I let Charles go, frowning. “Why?” I asked, turning to look at him.
Zollers shrugged lightly. “Do you trust me?”
I started to smart off, then stopped myself. “Yeah.”
He held out a hand, and I shoved Charles roughly toward him. As I did so, I saw a glazed look run over Charles O’Shea’s face that told me he wasn’t going to escape Zollers’s custody of his own volition. “See you back there.” Zollers smiled weakly, and Charlie walked behind him in perfect sync.
“Was that weird?” Augustus asked me, stepping up to stand at my side, scratching his head.
“Yes.” We watched them go, and I shook my head, trying to figure out the next move. “We should …” I couldn’t stop shaking my head. “Go back, I guess.”
“Yeah, all right,” he said, shrugging. He was walking a little tentatively, and he led the way back to the car, one of the dark agency SUVs that we took everywhere. “You think you’re gonna calm down anytime soon?” He looked at me sideways on that one.
“Sorry,” I said as I made my way to the driver’s seat and unlocked the door. I hated driving, but every time I suggested Augustus do it he called me Miss Daisy, another of his never-ending attempts at humor.
“You about ripped tha
t guy out of my hands,” he said, getting in the front seat of the SUV and slamming the door behind him as I did the same. “I mean, I’m just recovering here, thought I’m going out on some nice, light little detail where we go to brace some punk, and …” He frowned as I started the car. “You know, we didn’t even get anything out of that.”
“I know,” I said, sighing, letting my head slump forward a little. “We’re on the wrong side of the email wall, here, chasing this guy and those assassins I got this morning. It’s like there’s a watertight compartment between us and the Brain, and—” I paused, catching a hint of something in the air.
“What?” Augustus locked eyes with me and must have seen the alarm in my face, because he started to look a little panicked, too.

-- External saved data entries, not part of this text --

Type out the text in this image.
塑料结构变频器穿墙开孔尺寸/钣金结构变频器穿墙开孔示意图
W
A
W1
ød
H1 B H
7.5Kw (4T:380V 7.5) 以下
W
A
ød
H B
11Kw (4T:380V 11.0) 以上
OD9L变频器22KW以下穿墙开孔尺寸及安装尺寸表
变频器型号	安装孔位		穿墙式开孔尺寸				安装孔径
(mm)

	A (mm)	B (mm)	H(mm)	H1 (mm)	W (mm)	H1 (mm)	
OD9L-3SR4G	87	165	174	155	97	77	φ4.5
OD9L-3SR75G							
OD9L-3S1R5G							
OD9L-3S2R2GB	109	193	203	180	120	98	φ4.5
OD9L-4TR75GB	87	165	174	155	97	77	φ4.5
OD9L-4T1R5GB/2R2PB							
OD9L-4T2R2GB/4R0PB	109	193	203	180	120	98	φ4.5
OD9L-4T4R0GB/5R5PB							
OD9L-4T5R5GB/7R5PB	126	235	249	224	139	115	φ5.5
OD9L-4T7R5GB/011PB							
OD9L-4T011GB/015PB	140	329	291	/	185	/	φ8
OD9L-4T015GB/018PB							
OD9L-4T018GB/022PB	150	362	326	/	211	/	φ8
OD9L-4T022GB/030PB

“Watertight compartments can get busted open, too,” said a voice from the back seat as I spun around to look at the young man waiting there, his glasses catching a gleam from the sunlight outside, his dark skin only a few shades off from the leather he sat upon. “You just need someone like me to make like an iceberg and do the work.”
17.
“Jamal!” Augustus half-hissed, half-screamed, looking more than a little perturbed at his brother. “You scared the hell out of me! Who creeps into the backseat of a fricking federal agency car and just sits there? What if she’d killed you, scaring her like that?”
“Hey,” I said, nonplussed. “I haven’t even killed anyone yet today, and if ever there was a time for it—” I looked him up and down. “Also, I’m not the one who looks scared.”

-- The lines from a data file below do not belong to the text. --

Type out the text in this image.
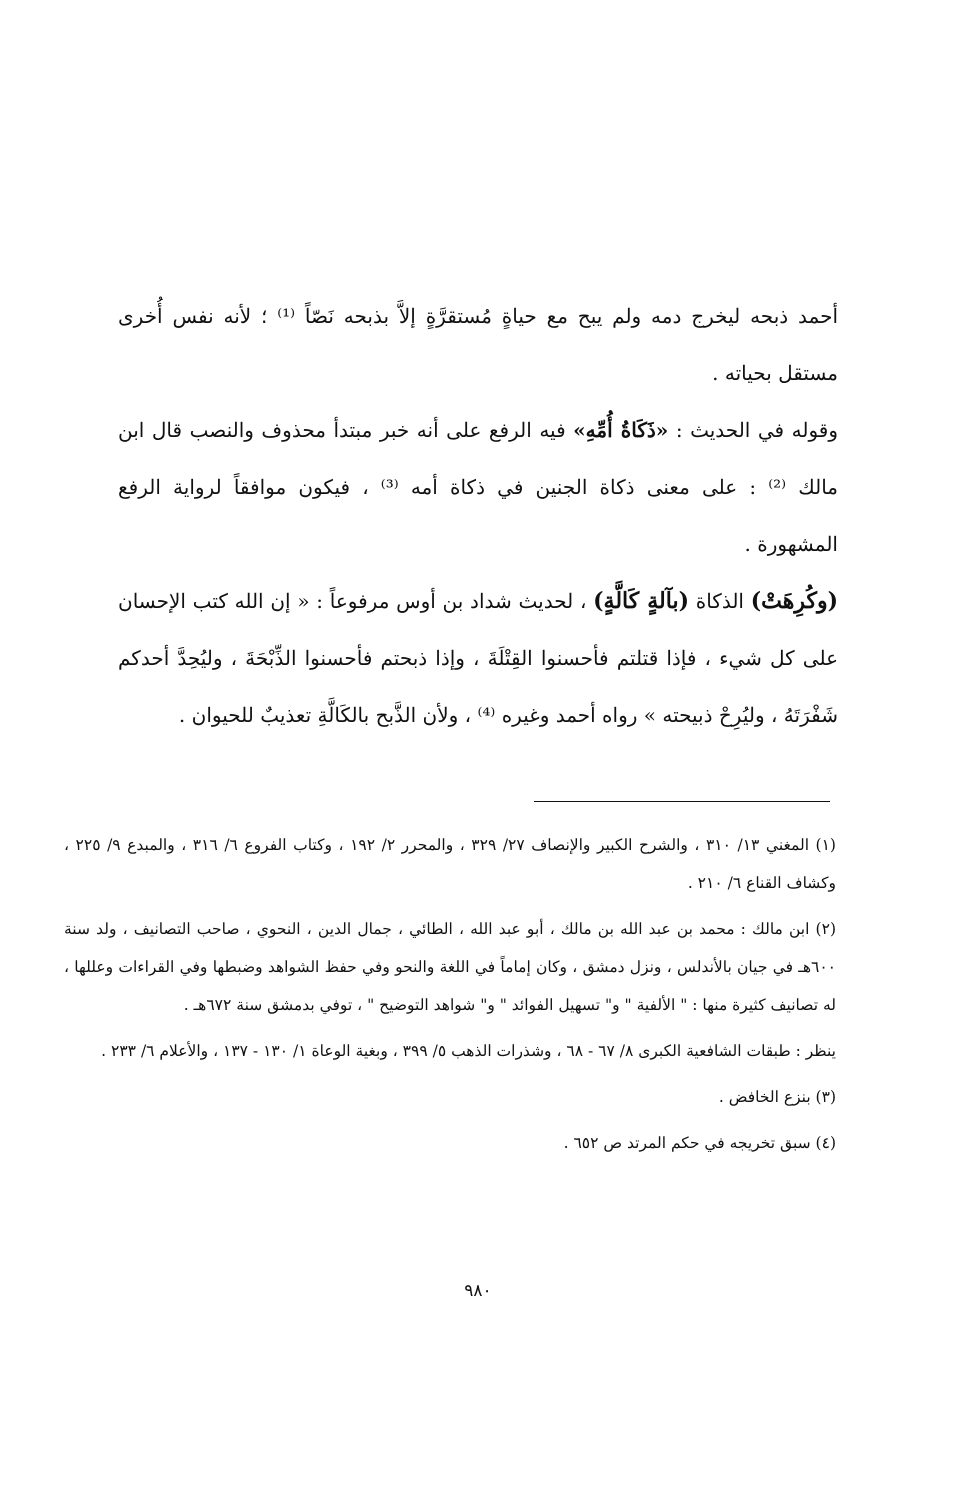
أحمد ذبحه ليخرج دمه ولم يبح مع حياةٍ مُستقرَّةٍ إلاَّ بذبحه نَصّاً ⁽¹⁾ ؛ لأنه نفس أُخرى مستقل بحياته .

وقوله في الحديث : «ذَكَاةُ أُمِّهِ» فيه الرفع على أنه خبر مبتدأ محذوف والنصب قال ابن مالك ⁽²⁾ : على معنى ذكاة الجنين في ذكاة أمه ⁽³⁾ ، فيكون موافقاً لرواية الرفع المشهورة .

(وكُرِهَتْ) الذكاة (بآلةٍ كَالَّةٍ) ، لحديث شداد بن أوس مرفوعاً : « إن الله كتب الإحسان على كل شيء ، فإذا قتلتم فأحسنوا القِتْلَةَ ، وإذا ذبحتم فأحسنوا الذِّبْحَةَ ، وليُحِدَّ أحدكم شَفْرَتَهُ ، وليُرِحْ ذبيحته » رواه أحمد وغيره ⁽⁴⁾ ، ولأن الذَّبح بالكَالَّةِ تعذيبٌ للحيوان .

(١) المغني ١٣/ ٣١٠ ، والشرح الكبير والإنصاف ٢٧/ ٣٢٩ ، والمحرر ٢/ ١٩٢ ، وكتاب الفروع ٦/ ٣١٦ ، والمبدع ٩/ ٢٢٥ ، وكشاف القناع ٦/ ٢١٠ .

(٢) ابن مالك : محمد بن عبد الله بن مالك ، أبو عبد الله ، الطائي ، جمال الدين ، النحوي ، صاحب التصانيف ، ولد سنة ٦٠٠هـ في جيان بالأندلس ، ونزل دمشق ، وكان إماماً في اللغة والنحو وفي حفظ الشواهد وضبطها وفي القراءات وعللها ، له تصانيف كثيرة منها : " الألفية " و" تسهيل الفوائد " و" شواهد التوضيح " ، توفي بدمشق سنة ٦٧٢هـ .

ينظر : طبقات الشافعية الكبرى ٨/ ٦٧ - ٦٨ ، وشذرات الذهب ٥/ ٣٩٩ ، وبغية الوعاة ١/ ١٣٠ - ١٣٧ ، والأعلام ٦/ ٢٣٣ .

(٣) بنزع الخافض .

(٤) سبق تخريجه في حكم المرتد ص ٦٥٢ .

٩٨٠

“Well, he startled me,” Augustus said, more than a little nonplussed himself. Looking like he had a wicked case of the shakes, he rounded on his brother again. “What are you doing here?”
“Heard you broke your back,” Jamal said, all cool. I didn’t know him all that well, but he struck me as that sort of guy, calm almost all the time. I’d implicated him in a series of revenge murders that he’d performed down in Atlanta after the woman that he loved got killed by a criminal conspiracy, but he’d done the deed with lightning powers and brought an even bigger problem to light, so I’d let him skate.